The Offseason Debate: Derek Anderson or Brady Quinn? Hint: Choose Quinn


To be honest, I wasn’t sure this was even much of a debate at this point.  This is nothing against Derek Anderson because I think he seems like an overall nice guy.  But nice doesn’t win you Super Bowls or get you out of third place in your division.  Even Kurt Warner has to rely on his talent at times and he’s the nicest man in the history of the world.  There are a number of reasons that make Brad Quinn the logical choice heading into the 2009 season, and here they are:

1) The Browns are desperate for draft picks.  One thing that has been learned about the previous front office is that Phil Savage & Friends apparently did not deem the draft to be as important as every other team in the league does.  Savage was more content signing aging veterans or trading away draft picks in exchange for veterans to essentially “even it all out.”  However, as last year’s putrid draft class excelled in proving how awful the Browns can be at times, a championship team builds through the draft.  In order to get the most of out this incredibly important first draft for head coach Eric Mangini and GM George Kokinis, they are going to need as many picks as possible, since Savage left them without a pick in the third, fifth, or seventh rounds.

That’s where Anderson comes in.  Believe it or not, teams are still interested in Anderson and would be willing to trade picks (i.e. Minnesota).  It might be a year too late, as the Browns could have gotten a first and third-rounder last season when Anderson’s stock was at its highest.  However, at this point, anything would be greatly appreciated.  At least a second-round pick for Anderson could be possible.

2) You know what you are getting with Anderson.  There will be no magical turnaround for him and, suffice it to say, he simply does not have the capabilities to carry a team to the playoffs.  Bring up the 2007 season all you want, but a large part of the collapse was due to the fact that defenses were beginning to figure Anderson out.  By the end of the year, he was nothing but a mere mortal, barely throwing more touchdowns than interceptions in the second half of the season.

Granted, Quinn is young (sort of) and largely unproven, but what in the world do the Browns have to lose at this point?  Most people agree that Quinn is the future of the franchise, so what is everyone waiting for?  Like the revamped coaching staff and front office, Quinn represents the new movement and a fresh face to the franchise.  Anderson has shown me nothing that would make me excited to see him as the starter going into next season.  Instead, it would be terribly frustrating to see Quinn waste away on the bench as a quarterback who can barely complete fifty percent of his passes starts in front of him (and don’t try to blame Braylon Edwards’ drops on that statistic either – it wouldn’t make the percentage much better).

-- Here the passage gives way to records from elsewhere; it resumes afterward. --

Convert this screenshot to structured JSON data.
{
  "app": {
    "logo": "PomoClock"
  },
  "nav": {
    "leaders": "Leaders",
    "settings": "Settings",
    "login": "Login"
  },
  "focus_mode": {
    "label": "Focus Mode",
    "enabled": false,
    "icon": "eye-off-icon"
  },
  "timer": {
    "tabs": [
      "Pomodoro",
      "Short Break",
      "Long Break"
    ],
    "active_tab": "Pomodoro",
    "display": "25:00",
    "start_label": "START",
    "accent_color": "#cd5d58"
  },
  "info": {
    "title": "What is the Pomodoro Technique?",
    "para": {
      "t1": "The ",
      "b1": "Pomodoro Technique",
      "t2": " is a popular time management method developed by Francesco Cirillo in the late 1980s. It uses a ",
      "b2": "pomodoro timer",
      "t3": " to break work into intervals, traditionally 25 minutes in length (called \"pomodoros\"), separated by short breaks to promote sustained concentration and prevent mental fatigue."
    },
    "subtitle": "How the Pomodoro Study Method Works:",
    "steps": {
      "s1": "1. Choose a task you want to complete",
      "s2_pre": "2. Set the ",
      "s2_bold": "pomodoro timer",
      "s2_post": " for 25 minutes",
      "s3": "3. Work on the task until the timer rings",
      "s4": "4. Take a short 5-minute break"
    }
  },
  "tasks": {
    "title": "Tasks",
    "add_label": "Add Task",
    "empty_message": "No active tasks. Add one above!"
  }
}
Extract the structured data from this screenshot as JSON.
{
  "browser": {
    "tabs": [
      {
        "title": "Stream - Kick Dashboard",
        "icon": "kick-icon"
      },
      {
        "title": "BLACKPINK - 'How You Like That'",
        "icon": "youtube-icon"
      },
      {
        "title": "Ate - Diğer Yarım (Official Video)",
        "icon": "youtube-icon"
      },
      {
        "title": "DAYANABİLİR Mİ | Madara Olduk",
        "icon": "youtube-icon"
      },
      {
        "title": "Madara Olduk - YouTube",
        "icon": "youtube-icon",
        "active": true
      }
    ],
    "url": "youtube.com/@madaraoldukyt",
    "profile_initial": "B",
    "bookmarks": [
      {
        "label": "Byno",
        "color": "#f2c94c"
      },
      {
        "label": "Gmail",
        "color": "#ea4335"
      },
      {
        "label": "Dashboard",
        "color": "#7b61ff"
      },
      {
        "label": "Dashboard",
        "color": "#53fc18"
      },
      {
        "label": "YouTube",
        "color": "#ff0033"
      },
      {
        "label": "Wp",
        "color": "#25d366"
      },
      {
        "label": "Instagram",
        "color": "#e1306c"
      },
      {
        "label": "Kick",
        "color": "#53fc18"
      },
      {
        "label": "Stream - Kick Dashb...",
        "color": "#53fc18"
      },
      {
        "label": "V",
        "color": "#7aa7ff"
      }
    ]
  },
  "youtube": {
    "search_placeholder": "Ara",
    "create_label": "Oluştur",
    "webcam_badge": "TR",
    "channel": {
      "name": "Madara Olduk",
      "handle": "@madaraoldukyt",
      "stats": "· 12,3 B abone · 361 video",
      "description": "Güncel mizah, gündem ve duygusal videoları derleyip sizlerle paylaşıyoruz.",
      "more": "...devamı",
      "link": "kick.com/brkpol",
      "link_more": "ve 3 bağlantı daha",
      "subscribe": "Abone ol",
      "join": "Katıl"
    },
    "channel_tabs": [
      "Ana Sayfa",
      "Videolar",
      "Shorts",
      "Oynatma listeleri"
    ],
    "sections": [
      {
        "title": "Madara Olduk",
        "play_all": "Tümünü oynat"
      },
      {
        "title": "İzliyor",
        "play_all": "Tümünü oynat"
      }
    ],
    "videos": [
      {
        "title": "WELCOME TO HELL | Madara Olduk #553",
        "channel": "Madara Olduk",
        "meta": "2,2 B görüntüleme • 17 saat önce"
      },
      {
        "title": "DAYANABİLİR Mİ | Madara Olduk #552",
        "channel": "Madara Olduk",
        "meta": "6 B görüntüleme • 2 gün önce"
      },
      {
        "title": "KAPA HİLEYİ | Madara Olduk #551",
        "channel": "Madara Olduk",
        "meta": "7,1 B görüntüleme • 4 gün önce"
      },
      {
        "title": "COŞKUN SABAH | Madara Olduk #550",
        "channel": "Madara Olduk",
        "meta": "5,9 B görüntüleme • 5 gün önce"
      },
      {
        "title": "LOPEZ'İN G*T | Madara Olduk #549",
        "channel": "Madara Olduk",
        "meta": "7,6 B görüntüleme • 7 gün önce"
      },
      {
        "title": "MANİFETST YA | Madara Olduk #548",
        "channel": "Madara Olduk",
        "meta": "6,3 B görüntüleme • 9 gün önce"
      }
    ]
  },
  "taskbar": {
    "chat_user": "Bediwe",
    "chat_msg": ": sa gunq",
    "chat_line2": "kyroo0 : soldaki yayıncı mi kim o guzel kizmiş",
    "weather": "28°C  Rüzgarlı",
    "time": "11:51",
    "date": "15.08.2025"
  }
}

3) Speaking of his completion percentage, Anderson completed only 50.2% of his passes in 2008 in ten games (nine of which he started).  Add to that only 9 TDs and 8 INTs and you have one of the worst years, statistically, of any quarterback last season.  Quinn only completed 50.6% of his passes for 2 TDs and 2 INTs, but that was in his first three games in the NFL.  And if you really want to make the argument that there is no difference between the two, the Browns might as well go with the QB with an actual upside.

I believed Brady Quinn should be the starter for the Browns in 2009 once I saw the game against the Buffalo Bills in November.  Yes, Quinn was 14/36 for 185 yards, but he did a magnificent job of managing the game.  Without ever throwing an interception, he was able to lead a drive down the field with a little over two minutes left in the game, giving way to a 56-yard field goal from Phil Dawson that sealed the win.

These are just a few reasons why it would be a near-travesty to find Derek Anderson as the starting quarterback heading into 2009.  The Browns and the fans need a fresh start, and Anderson, unfortunately for him, represents the mediocrity of the former front office and coaching staff.  On the other hand, Quinn was left largely untainted.  Let’s hope Kokinis and Mangini make a decision on this soon to get it out of the way.  Something tells me this won’t be left up to a coin flip, either.